Bunların dışında pek çok projenin benzer ortaklıklarla yürütüldüğü bilinmektedir. Yukarıdaki projelere bakıldığında çok uluslu şirketlerin Türkiye’nin jeolojisi, maden yatakları, türleri ve cevherleşmelerine vakıf oldukları görülebilmektedir. 30 yılı aşkın süredir Türkiye’de bulunan bu şirketler madencilik sektörüne devlet desteği, sağlanan teşvikler, bürokrat, siyasetçi kadroları ve işbirlikçileri ile girmiştir. Bu durum, neoliberal ekonominin bir gereği gibi gösterilmektedir. Şirketler ürettikleri altın madenini, serbest piyasa mekanizması gereği istedikleri şekilde tasarruf edebilmektedir. Bu altınlar, genellikle yurt dışında kendi ülkelerinde değerlendirilmekte ve borsalarında işlem görmektedir. Ülkemize ekonomik olarak ciddi bir katkısı olmadığı gibi pek çok olumsuzluğu ( çevre kirliliği, doğanın bozulması, kaynak kaybı vb.) beraberinde getirmektedir. Son yıllarda Merkez Bankası, bu şirketlerden piyasa değeri üzerinden altın satın almakta ve stok etmektedir.

SONSÖZ

İnsan yaşamını sürdürebilmek için yer kabuğundan yararlanmak zorundadır. İnsan, yer kabuğu üzerinde tarım yaparak beslenmesini sağlar, yer kabuğu içerisindeki mineralleri çıkararak yaşamsal bir çok ürün elde eder ve alet, araç-gereç yapar. En yaşamsal olan ilaç ve tıbbi cihazlardan tutun, barınmak, örtünmek, ısınmak, bir yere ulaşmak ve daha birçok olanaklara sahip olmak için yer kabuğundaki mineralleri kullanma dışında başka bir seçeneği yoktur. Yer kabuğundaki mineralleri çıkarmak ve sanayinin kullanımına sunma işinin adı madenciliktir ve madencilik insan yaşamı için olmazsa olmaz koşuldur.

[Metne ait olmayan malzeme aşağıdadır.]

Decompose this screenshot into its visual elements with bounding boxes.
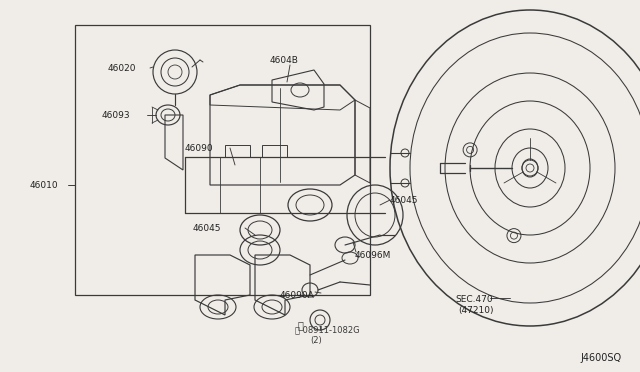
Text: Ⓝ 08911-1082G: Ⓝ 08911-1082G — [295, 326, 360, 334]
Text: 46020: 46020 — [108, 64, 136, 73]
Text: 46096M: 46096M — [355, 250, 392, 260]
Text: 4604B: 4604B — [270, 55, 299, 64]
Bar — [262, 145, 287, 157]
Text: 46045: 46045 — [390, 196, 419, 205]
Text: 46010: 46010 — [30, 180, 59, 189]
Text: SEC.470: SEC.470 — [455, 295, 493, 305]
Text: J4600SQ: J4600SQ — [580, 353, 621, 363]
Text: 46090: 46090 — [185, 144, 214, 153]
Text: 46090A: 46090A — [280, 291, 315, 299]
Text: 46045: 46045 — [193, 224, 221, 232]
Text: 46093: 46093 — [102, 110, 131, 119]
Bar — [75, 25, 370, 295]
Text: Ⓝ: Ⓝ — [297, 320, 303, 330]
Bar — [225, 145, 250, 157]
Text: (2): (2) — [310, 336, 322, 344]
Text: (47210): (47210) — [458, 305, 493, 314]
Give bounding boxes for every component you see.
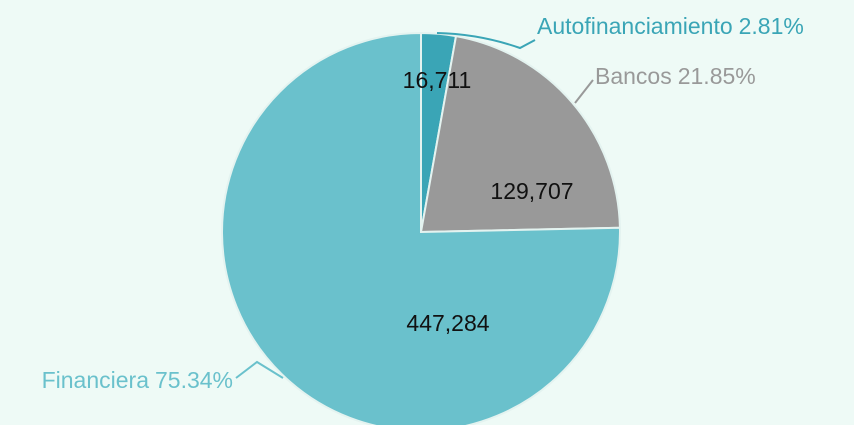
- value-label: 129,707: [490, 178, 573, 204]
- leader-line: [235, 360, 284, 379]
- pie-slice: [221, 31, 621, 425]
- slice-label: Autofinanciamiento 2.81%: [537, 13, 804, 39]
- pie-slice: [419, 34, 621, 234]
- leader-line: [436, 32, 536, 50]
- category-name: Bancos: [595, 63, 672, 89]
- percent-label: 2.81%: [739, 13, 804, 39]
- percent-label: 75.34%: [155, 367, 233, 393]
- slice-label: Bancos 21.85%: [595, 63, 756, 89]
- slice-label: Financiera 75.34%: [42, 367, 233, 393]
- category-name: Financiera: [42, 367, 150, 393]
- percent-label: 21.85%: [678, 63, 756, 89]
- category-name: Autofinanciamiento: [537, 13, 733, 39]
- value-label: 447,284: [406, 310, 489, 336]
- leader-line: [574, 79, 594, 104]
- value-label: 16,711: [403, 67, 472, 93]
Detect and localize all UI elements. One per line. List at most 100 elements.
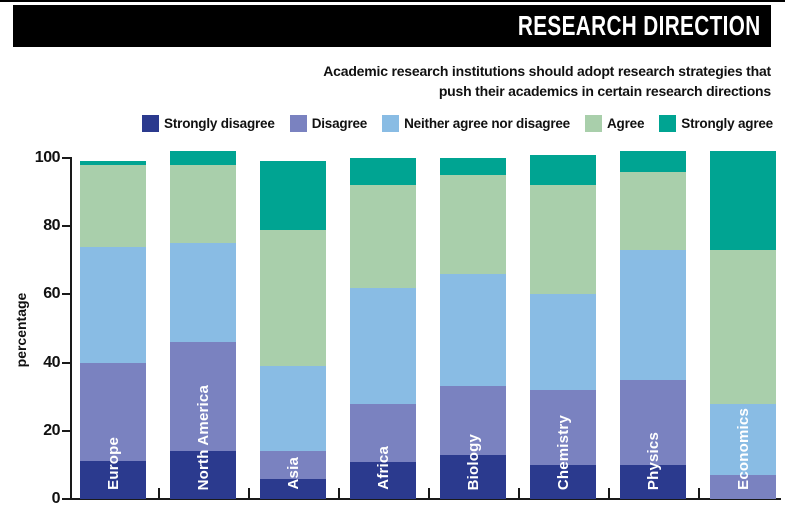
bar-segment [260,161,326,230]
bar-segment [620,379,686,465]
y-tick-label: 0 [51,490,61,507]
bar-segment [350,158,416,186]
y-tick-label: 40 [43,353,60,371]
legend-label: Strongly disagree [164,116,275,131]
bar-segment [170,451,236,499]
bar-segment [530,294,596,390]
bar-category-label-text: Biology [464,433,482,490]
bar-category-label: Chemistry [530,415,596,490]
page-title: RESEARCH DIRECTION [517,10,761,41]
bar-segment [710,151,776,251]
bar-segment [440,386,506,455]
bar-category-label-text: Asia [284,457,302,490]
legend-item: Neither agree nor disagree [382,115,570,132]
bar-segment [530,185,596,295]
y-tick [62,498,70,500]
bar-column-economics: Economics [710,151,776,499]
chart-subtitle-line1: Academic research institutions should ad… [323,63,771,79]
y-tick [62,293,70,296]
bar-category-label-text: Africa [374,446,392,490]
bar-segment [260,478,326,499]
bar-segment [620,171,686,251]
header-bar: RESEARCH DIRECTION [13,5,771,47]
legend-item: Disagree [289,115,368,132]
bar-segment [710,250,776,404]
bar-segment [440,454,506,499]
bar-segment [710,403,776,476]
legend-swatch-icon [382,115,400,132]
y-tick-label: 60 [43,285,60,303]
bar-segment [350,185,416,288]
legend-item: Strongly agree [659,115,773,132]
y-tick [62,429,70,432]
legend-label: Disagree [311,116,368,131]
bar-segment [260,451,326,479]
y-tick-label: 80 [43,217,60,235]
legend-swatch-icon [142,115,160,132]
bar-category-label-text: Europe [104,437,122,490]
bar-segment [620,151,686,172]
y-tick-label: 100 [34,149,61,166]
top-rule [0,0,785,2]
legend-label: Neither agree nor disagree [404,116,570,131]
x-tick [518,488,520,499]
bar-segment [440,158,506,176]
bar-segment [530,154,596,186]
bar-column-chemistry: Chemistry [530,154,596,499]
bar-segment [530,389,596,465]
bar-segment [170,151,236,165]
chart-subtitle: Academic research institutions should ad… [323,61,771,101]
bar-column-north-america: North America [170,151,236,499]
bar-segment [530,464,596,499]
y-tick [62,225,70,228]
bar-segment [80,164,146,247]
bar-segment [260,229,326,367]
legend: Strongly disagree Disagree Neither agree n… [142,115,773,132]
x-axis-line [70,498,781,500]
x-tick [338,488,340,499]
bar-category-label: Africa [350,446,416,490]
bar-segment [80,362,146,462]
bar-category-label-text: Economics [734,408,752,490]
bar-segment [170,342,236,452]
bar-segment [710,475,776,499]
legend-item: Strongly disagree [142,115,275,132]
x-tick [248,488,250,499]
bar-segment [260,366,326,452]
y-tick [62,157,70,159]
bar-category-label: Europe [80,437,146,490]
bar-category-label: North America [170,385,236,490]
bar-category-label: Physics [620,432,686,490]
bar-segment [80,246,146,363]
x-tick [158,488,160,499]
bar-column-physics: Physics [620,151,686,499]
y-tick [62,361,70,364]
bar-segment [80,161,146,165]
chart-subtitle-line2: push their academics in certain research… [438,83,771,99]
x-tick [608,488,610,499]
bar-segment [440,175,506,274]
bar-segment [620,464,686,499]
bar-category-label: Economics [710,408,776,490]
legend-swatch-icon [659,115,677,132]
y-axis-line [70,157,72,500]
bar-column-europe: Europe [80,161,146,499]
bar-category-label-text: Chemistry [554,414,572,490]
bar-category-label-text: Physics [644,431,662,490]
bar-category-label: Asia [260,457,326,490]
bar-column-biology: Biology [440,158,506,499]
legend-item: Agree [585,115,644,132]
x-tick [698,488,700,499]
legend-label: Agree [607,116,645,131]
x-tick [428,488,430,499]
bar-segment [440,273,506,387]
bar-segment [170,243,236,343]
bar-column-asia: Asia [260,161,326,499]
legend-label: Strongly agree [681,116,773,131]
bar-segment [350,461,416,499]
bar-category-label-text: North America [194,384,212,490]
bar-column-africa: Africa [350,158,416,499]
bar-segment [80,461,146,499]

Tüm bu veriler ışığında; altın üretimi hakkında bazı soruları sormak ve yanıt beklemek bu ülkede yaşayan herkesin hakkıdır;

-Bu durum altın madenciliği için söz konusu mudur ?

-Altının insanlığın gelişimi ve toplumun refahına katkısı nedir ?

-Proseste siyanür kullanılıyor olması,

-Diğer madenlere göre çok daha büyük devasa çukurların kazılması,

-Bunun için çok daha fazla orman ve tarım arazisinin yok edilmesi,

-Kazılan kayacın siyanür bulaştırılarak bir başka alana yığılıyor olması,

-Oluşacak olan devasa çukurda asit-maden drenajının mümkün olamayacağı,

-Daha sonraları olabilecek deprem gibi doğa olayları sonunda çevresel bir felaket yaşanabileceği vb.,

teknik içerikli gibi görünen ancak tüm insanlığı etkileyen sorulara yanıt bulmak gerekmektedir.

ASIL SORU

Bütün bu olumsuzluklar ve riskler göze alınarak altın, neden ve kimler için üretiliyor?